La Saint-Jean-Baptiste aura-t-elle une coloration particulière cette année en raison du conflit étudiant ? LES COMMENTAIRES DOIVENT ÊTRE SIGNÉS.

Jana Havrankova

Médecin endocrinologue



CARRÉ FLEURDELISÉ


Il serait regrettable que la Fête nationale soit instrumentalisée pour s'opposer à la hausse des droits de scolarité, ou plus généralement, pour malmener le gouvernement de Jean Charest. Bien entendu, de nombreuses critiques ont été formulées (et le seront encore) envers le gouvernement. Toutefois, durant cette fête, qui se veut inclusive, la présence des carrés rouges diviserait inutilement les gens. Même ceux qui pour toutes sortes de motifs prônent l'augmentation des droits de scolarité devraient pouvoir célébrer. Une discussion franche et argumentée sur le financement des études postsecondaires aura lieu ultimement. La Fête nationale célèbre la société québécoise dans son ensemble sans égard à la couleur des carrés. Et il y a de nombreuses raisons d'être fier de notre société: sa détermination à maintenir le français vivant en Amérique, son combat pour la reconnaissance de sa spécificité, son développement extraordinaire depuis quelques décennies, sa joie de vivre et sa tolérance, son accueil généreux des immigrants (la Fête nationale coïncide avec mon arrivée au Québec, il y a maintenant 43 ans.) Que la fête commence pour tous les Québécois! C'est le temps du carré fleurdelisé!

Jana Havrankova

Raymond Gravel

Prêtre dans le diocèse de Joliette



UNE VRAIE SAINT-JEAN-BAPTISTE


La Fête nationale du Québec a été marquée dans l'histoire par toutes sortes d'événements où les Québécois de tous âges ont manifesté, en même temps, leur fierté et leurs déceptions.
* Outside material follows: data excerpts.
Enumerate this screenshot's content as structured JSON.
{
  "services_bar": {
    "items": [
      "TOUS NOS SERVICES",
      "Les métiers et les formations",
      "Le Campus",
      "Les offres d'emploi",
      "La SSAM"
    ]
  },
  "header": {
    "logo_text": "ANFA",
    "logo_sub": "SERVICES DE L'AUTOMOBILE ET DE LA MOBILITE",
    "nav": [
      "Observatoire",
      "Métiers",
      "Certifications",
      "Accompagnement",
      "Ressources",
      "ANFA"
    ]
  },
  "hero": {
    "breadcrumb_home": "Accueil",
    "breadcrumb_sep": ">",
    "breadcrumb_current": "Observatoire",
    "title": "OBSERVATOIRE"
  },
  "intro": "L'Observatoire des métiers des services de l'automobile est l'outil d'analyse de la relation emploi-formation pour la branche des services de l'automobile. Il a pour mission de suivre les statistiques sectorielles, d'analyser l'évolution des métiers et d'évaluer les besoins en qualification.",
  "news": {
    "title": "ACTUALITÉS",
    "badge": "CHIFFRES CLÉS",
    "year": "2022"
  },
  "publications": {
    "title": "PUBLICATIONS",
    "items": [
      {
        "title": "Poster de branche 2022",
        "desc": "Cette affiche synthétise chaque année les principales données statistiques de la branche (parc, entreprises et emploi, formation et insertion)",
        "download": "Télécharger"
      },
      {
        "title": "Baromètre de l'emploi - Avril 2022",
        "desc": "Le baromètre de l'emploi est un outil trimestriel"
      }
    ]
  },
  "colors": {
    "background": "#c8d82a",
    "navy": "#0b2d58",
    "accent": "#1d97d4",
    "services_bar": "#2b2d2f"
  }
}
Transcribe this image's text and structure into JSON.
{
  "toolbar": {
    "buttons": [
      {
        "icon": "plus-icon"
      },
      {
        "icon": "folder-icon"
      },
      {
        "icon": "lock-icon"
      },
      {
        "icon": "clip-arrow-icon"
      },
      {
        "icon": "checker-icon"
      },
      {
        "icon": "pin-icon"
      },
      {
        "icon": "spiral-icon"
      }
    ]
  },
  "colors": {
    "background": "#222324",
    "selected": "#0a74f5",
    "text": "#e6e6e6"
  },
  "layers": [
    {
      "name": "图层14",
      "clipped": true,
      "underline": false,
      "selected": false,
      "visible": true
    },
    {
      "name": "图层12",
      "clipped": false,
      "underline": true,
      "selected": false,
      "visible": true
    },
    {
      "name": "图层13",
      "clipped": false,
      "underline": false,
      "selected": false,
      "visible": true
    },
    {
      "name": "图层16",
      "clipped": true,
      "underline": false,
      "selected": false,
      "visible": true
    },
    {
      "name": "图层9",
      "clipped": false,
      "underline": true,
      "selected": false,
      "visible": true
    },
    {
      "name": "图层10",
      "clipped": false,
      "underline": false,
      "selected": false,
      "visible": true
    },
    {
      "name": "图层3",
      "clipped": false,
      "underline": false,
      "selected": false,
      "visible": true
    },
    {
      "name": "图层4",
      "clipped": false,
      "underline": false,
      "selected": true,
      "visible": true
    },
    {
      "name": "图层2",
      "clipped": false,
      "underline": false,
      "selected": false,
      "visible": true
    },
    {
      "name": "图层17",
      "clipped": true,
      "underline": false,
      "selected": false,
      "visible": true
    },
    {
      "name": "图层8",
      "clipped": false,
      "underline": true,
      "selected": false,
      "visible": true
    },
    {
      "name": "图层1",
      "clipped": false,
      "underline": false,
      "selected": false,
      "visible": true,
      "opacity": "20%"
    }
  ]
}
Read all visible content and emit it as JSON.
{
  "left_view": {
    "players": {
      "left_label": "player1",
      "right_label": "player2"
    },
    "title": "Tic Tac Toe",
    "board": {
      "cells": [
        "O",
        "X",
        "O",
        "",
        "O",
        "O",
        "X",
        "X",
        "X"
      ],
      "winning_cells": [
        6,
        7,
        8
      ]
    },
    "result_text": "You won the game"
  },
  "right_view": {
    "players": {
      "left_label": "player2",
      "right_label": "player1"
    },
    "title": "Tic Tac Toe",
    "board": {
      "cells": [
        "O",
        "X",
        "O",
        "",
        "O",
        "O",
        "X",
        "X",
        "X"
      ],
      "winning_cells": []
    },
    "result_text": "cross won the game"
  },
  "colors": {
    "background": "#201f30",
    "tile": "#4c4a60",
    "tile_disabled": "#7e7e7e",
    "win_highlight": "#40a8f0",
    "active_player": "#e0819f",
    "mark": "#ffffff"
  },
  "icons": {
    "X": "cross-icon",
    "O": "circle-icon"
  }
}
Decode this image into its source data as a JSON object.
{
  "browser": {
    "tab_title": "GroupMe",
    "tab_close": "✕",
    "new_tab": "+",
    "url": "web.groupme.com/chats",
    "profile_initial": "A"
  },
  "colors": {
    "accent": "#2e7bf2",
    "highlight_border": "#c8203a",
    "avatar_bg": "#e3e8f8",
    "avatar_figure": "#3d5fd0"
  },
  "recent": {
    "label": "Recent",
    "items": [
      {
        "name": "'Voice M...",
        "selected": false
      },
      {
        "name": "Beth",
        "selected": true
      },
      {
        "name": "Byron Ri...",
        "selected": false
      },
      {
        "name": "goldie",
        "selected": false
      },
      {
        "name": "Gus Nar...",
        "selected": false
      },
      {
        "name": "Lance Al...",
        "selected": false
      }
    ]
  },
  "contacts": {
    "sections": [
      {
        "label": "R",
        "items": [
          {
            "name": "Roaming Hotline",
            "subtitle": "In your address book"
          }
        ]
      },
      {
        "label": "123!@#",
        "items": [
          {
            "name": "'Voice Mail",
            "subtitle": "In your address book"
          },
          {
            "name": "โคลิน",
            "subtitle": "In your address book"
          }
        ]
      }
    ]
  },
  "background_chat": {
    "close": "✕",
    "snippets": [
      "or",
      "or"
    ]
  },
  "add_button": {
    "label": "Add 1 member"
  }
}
Cette année, avec le conflit étudiant qui perdure, avec toutes les personnes qui ont la capacité de s'indigner par rapport à la corruption de nos gouvernants, la Fête nationale doit refléter ce ras-le-bol de la population qui ose espérer encore du changement. Si nous voulons être fidèles à nos traditions, nous devons exprimer notre écoeurantite aiguë par des manifestations pacifiques où des centaines de milliers de personnes marcheront dans les rues pour dénoncer les injustices et se solidariser avec nos jeunes qui sont l'avenir de notre nation. À la suite de Jean Baptiste, ce prophète du 1er siècle qui a vilipendé les dirigeants de son temps et qui a emprunté un chemin nouveau, il nous faut, nous aussi, ouvrir la voie à un Québec plus libre et plus responsable, plus juste et plus égalitaire. Avec les jeunes leaders étudiants, retrouvons notre capacité de nous indigner. Ce sera pour eux un appui et pour la société québécoise, un signe d'espérance. Bonne Saint-Jean à tous!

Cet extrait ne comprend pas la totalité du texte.